Dans « Faux Départ », Ingrid Von Wantoch Rekowski s’attache aux postures, aux gestes typés, aux tics voire aux rituels qui entourent la pratique de l’athlétisme. Les saluts au public, le fait de tracer une ligne (de départ) au sol avec le pied avant de le frapper du plat de la semelle, le signe de croix avant le départ, la génuflexion dans les starting blocks avant le coup de pistolet ouvrant la compétition, tout s’agence dans une sorte de chorégraphie de l’athlétisme qui n’est pas dénuée d’humour.
« What you need to know » de Davis Freeman explore les tréfonds de l’âme humaine dans une société « surréaliste et violente ». Accompagné de trois performeurs, Davis Freeman évoque les attentats de Paris, des fusillades en Australie aux États-Unis et la tuerie au Musée Juif de Bruxelles, il estime nécessaire que vous sachiez comment utiliser une arme à feu, au cas où un terroriste laisserait tomber son arme à vos pieds. La saisir et l’utiliser pourrait vous sauver la vie et celle de vos proches. Commence alors un cours très pratique sur l’utilisation d’une Kalachnikov, d’un fusil à canon scié et d’un revolver. Ici, l’humour, certes cynique, sert le questionnement sur la propension de l’homme à tuer son prochain.

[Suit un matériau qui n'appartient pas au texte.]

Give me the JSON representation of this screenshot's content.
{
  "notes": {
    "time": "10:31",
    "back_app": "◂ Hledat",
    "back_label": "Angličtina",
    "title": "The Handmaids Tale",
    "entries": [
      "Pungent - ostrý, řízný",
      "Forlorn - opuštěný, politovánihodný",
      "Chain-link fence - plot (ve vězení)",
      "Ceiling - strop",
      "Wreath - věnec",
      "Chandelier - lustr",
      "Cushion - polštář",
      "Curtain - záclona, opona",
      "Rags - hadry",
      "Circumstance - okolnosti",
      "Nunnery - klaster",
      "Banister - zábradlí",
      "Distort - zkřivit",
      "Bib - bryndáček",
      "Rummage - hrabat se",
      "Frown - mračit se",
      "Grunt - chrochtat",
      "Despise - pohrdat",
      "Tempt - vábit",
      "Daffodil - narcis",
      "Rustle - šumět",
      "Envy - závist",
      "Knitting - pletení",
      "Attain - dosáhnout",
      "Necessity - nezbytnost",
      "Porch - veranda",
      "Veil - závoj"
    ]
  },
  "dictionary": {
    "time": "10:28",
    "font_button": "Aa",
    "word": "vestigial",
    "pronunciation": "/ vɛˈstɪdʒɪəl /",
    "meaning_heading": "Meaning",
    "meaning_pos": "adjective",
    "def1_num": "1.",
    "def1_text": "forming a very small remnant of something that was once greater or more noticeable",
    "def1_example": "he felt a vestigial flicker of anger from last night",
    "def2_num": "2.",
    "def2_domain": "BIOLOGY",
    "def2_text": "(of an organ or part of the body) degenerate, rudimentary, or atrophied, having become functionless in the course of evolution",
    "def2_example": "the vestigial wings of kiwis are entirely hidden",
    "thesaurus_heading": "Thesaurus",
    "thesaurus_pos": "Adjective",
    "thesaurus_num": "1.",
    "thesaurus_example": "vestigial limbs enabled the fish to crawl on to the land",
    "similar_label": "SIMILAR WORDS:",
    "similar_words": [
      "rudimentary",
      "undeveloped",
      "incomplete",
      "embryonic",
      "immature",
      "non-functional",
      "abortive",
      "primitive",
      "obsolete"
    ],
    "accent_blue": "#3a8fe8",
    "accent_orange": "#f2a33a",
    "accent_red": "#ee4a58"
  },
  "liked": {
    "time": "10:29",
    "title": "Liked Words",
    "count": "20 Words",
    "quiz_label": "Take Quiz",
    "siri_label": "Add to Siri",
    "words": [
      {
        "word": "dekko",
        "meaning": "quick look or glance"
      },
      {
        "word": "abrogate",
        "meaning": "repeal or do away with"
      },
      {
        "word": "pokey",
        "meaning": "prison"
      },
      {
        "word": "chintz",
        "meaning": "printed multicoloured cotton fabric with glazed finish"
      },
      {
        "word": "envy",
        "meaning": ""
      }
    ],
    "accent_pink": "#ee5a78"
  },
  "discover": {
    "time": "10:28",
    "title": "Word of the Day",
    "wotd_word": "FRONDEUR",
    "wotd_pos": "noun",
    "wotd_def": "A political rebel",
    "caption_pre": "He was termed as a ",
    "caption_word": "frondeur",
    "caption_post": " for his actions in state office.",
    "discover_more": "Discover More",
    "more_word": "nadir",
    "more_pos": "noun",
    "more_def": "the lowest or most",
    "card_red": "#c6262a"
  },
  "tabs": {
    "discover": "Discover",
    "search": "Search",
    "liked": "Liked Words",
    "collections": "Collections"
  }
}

Autre petite perle du XS Festival, l’installation performative « L’objet de mon attention I : tout ce que je possède » réalisée par la Compagnie What’s Up explore nos rapports à l’objet. Entre une accumulatrice compulsive, voire maladive, et cet homme qui décide un jour de se débarrasser de tous ses avoirs à l’exception des 40 objets (vêtements compris) qui tiennent dans son sac, il y a une myriade de comportements liés à la possession, que ce soit la collection de porte-clés (la copocléphilie) ou le simple fait de vouloir emporter ce plaid défraîchi en maison de repos. La visite du musée raconte autant d’histoires, souvent très touchantes, toujours témoins d’un vécu lié à l’objet. En fin parcours, le spectateur est également invité à succomber au virus de la possession en passant par le giftshop.
XS Festival jusqu’au 16 mars au Théâtre National à Bruxelles, 02/203.53.03, www.theatrenational.be.